Bridget Prentice: There is no actual figure in my mind at present that would be appropriate. I agree with the hon. Gentleman that there must be appropriate fines. However, fining is only one of the available tools; punishments such as suspending, revoking the licence, referring people to other regulators and disqualification from holding specific positions are also available. It will be for the authority to consider which of those is most appropriate in the circumstances of the case.
As the hon. Gentleman said, some organisations are far bigger than others, so the fines need to be appropriate in that respect, too. It brings to mind that to fine premiership footballers £5,000 a week is a drop in the ocean for most of them and does not make a great deal of difference to their subsequent behaviour. I therefore have some sympathy with the hon. Gentleman’s view that the fine must reflect the ability to pay.

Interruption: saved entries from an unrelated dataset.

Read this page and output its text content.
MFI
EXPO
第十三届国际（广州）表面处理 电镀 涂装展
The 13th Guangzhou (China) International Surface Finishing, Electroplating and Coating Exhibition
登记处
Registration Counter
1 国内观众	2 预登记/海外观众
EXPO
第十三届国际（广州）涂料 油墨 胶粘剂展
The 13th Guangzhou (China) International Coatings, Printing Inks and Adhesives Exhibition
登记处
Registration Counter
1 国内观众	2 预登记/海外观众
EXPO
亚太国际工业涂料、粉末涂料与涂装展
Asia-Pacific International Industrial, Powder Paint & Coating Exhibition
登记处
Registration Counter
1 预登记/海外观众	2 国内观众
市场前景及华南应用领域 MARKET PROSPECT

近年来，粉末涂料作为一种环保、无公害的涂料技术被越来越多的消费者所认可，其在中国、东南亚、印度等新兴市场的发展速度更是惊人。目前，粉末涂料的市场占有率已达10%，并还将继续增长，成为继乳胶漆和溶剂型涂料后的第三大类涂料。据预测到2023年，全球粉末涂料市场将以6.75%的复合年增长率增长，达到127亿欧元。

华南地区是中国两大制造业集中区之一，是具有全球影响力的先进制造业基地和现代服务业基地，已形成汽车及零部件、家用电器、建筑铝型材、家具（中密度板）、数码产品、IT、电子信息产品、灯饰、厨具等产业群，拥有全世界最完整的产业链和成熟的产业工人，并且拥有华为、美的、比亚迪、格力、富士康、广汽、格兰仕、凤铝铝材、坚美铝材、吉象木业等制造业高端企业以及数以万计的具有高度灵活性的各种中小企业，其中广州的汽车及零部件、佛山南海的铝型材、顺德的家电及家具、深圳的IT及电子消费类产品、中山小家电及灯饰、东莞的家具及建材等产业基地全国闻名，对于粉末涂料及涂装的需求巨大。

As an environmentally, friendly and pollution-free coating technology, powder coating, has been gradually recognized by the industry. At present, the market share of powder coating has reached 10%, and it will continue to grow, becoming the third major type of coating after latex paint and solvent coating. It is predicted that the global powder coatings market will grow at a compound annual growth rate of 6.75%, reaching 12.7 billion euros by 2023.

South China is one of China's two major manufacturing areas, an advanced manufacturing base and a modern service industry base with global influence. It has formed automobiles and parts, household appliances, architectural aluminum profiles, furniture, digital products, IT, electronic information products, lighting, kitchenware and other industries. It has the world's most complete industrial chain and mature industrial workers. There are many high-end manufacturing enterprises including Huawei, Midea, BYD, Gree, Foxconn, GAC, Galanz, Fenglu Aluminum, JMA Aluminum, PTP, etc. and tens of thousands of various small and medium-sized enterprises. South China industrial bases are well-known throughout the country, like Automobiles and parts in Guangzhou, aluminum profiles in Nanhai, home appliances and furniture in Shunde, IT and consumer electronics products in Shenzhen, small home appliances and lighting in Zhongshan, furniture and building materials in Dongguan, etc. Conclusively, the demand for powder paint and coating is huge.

This part of the Bill will not come into force until 2011 and between now and then we will look at benchmarks elsewhere and consult stakeholders, who include consumers, so I will not give a figure at the moment. I simply say that the hon. Gentleman is right: from the consumer’s point of view, justice has to be seen to be done, as well as being done. The perception that a person is being fined appropriately is crucial to the consumer’s confidence.

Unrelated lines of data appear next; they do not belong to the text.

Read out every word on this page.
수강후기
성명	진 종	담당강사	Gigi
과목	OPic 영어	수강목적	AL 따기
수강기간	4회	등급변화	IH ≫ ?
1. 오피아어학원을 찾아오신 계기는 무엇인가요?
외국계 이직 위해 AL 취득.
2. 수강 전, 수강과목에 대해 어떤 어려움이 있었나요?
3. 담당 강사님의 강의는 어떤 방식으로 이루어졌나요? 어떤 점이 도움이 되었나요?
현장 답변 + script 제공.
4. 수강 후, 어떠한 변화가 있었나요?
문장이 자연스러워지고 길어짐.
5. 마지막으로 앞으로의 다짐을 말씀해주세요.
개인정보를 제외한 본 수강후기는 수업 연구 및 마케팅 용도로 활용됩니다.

Stephen Hesford: Subsections (3) and (4) of clause 95 state that the board will make rules, which will be agreed by the Government. It will be appropriate at that time. That is the method by which this will all be worked out.

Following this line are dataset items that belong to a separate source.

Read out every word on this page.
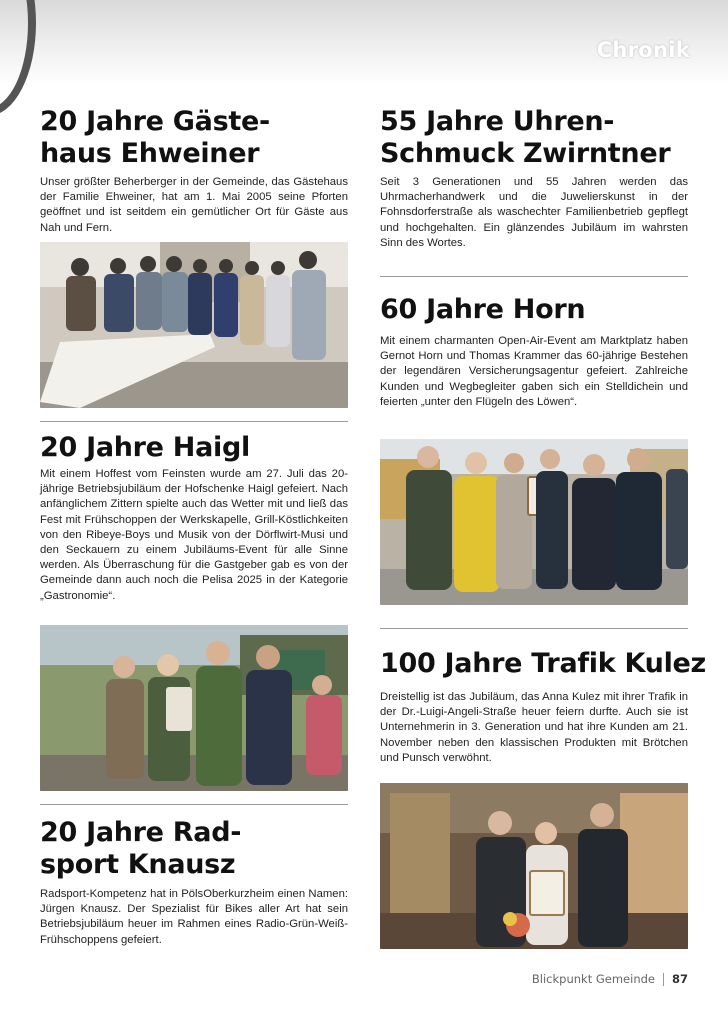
Chronik
20 Jahre Gäste-
haus Ehweiner

Unser größter Beherberger in der Gemeinde, das Gästehaus der Familie Ehweiner, hat am 1. Mai 2005 seine Pforten geöffnet und ist seitdem ein gemütlicher Ort für Gäste aus Nah und Fern.

20 Jahre Haigl

Mit einem Hoffest vom Feinsten wurde am 27. Juli das 20-jährige Betriebsjubiläum der Hofschenke Haigl gefeiert. Nach anfänglichem Zittern spielte auch das Wetter mit und ließ das Fest mit Frühschoppen der Werkskapelle, Grill-Köstlichkeiten von den Ribeye-Boys und Musik von der Dörflwirt-Musi und den Seckauern zu einem Jubiläums-Event für alle Sinne werden. Als Überraschung für die Gastgeber gab es von der Gemeinde dann auch noch die Pelisa 2025 in der Kategorie „Gastronomie“.

20 Jahre Rad-
sport Knausz

Radsport-Kompetenz hat in PölsOberkurzheim einen Namen: Jürgen Knausz. Der Spezialist für Bikes aller Art hat sein Betriebsjubiläum heuer im Rahmen eines Radio-Grün-Weiß-Frühschoppens gefeiert.

55 Jahre Uhren-
Schmuck Zwirntner

Seit 3 Generationen und 55 Jahren werden das Uhrmacherhandwerk und die Juwelierskunst in der Fohnsdorferstraße als waschechter Familienbetrieb gepflegt und hochgehalten. Ein glänzendes Jubiläum im wahrsten Sinn des Wortes.

60 Jahre Horn

Mit einem charmanten Open-Air-Event am Marktplatz haben Gernot Horn und Thomas Krammer das 60-jährige Bestehen der legendären Versicherungsagentur gefeiert. Zahlreiche Kunden und Wegbegleiter gaben sich ein Stelldichein und feierten „unter den Flügeln des Löwen“.

100 Jahre Trafik Kulez

Dreistellig ist das Jubiläum, das Anna Kulez mit ihrer Trafik in der Dr.-Luigi-Angeli-Straße heuer feiern durfte. Auch sie ist Unternehmerin in 3. Generation und hat ihre Kunden am 21. November neben den klassischen Produkten mit Brötchen und Punsch verwöhnt.

Blickpunkt Gemeinde 87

Simon Hughes: That was what I said.
Stephen Hesford: I do not understand what it is that the hon. Gentleman does not understand.
Bridget Prentice: It is not for me to explain to my hon. Friend how the mind of the hon. Member for North Southwark and Bermondsey works. All I can say is that I do not have a figure in mind, for the very reason that my hon. Friend gave: the matter will be looked at over the next few years in consultation with stakeholders, which will, as I said, include consumers. We will consider the benchmarks set in other situations. The board will come to a conclusion, and, as my hon. Friend rightly points out, that will go through the Lord Chancellor. I cannot be more explicit than that.
It is sensible to check financial propriety but, again, there are detailed arrangements that the board and the licensing authorities will want to consider. The decision will be for them.
Simon Hughes: If the hon. Member for Wirral, West had been listening earlier, he would know that I particularly cited the two subsections to which he referred. I am fully aware of the process, but it is none the less important to flag up the importance of the issue now to make the point, which the Minister picked up, about fines needing to be proportionate to ability to pay, in terms of turnover, capital and other financial considerations and to see whether the Government have addressed the issue. Ministers said that they had not done so yet, which is a half-reasonable answer. The sooner the Government start to share their thoughts on this issue, the sooner people will understand the real implications of the Bill and whether the legislation will have teeth.
I end where I began: these are important issues, and unless the fines can be made big enough, this sanction will not be the sanction that the Bill potentially allows it to be.
Question put and agreed to.
Clause 95 ordered to stand part of the Bill.
Clauses 96 and 97 ordered to stand part of the Bill.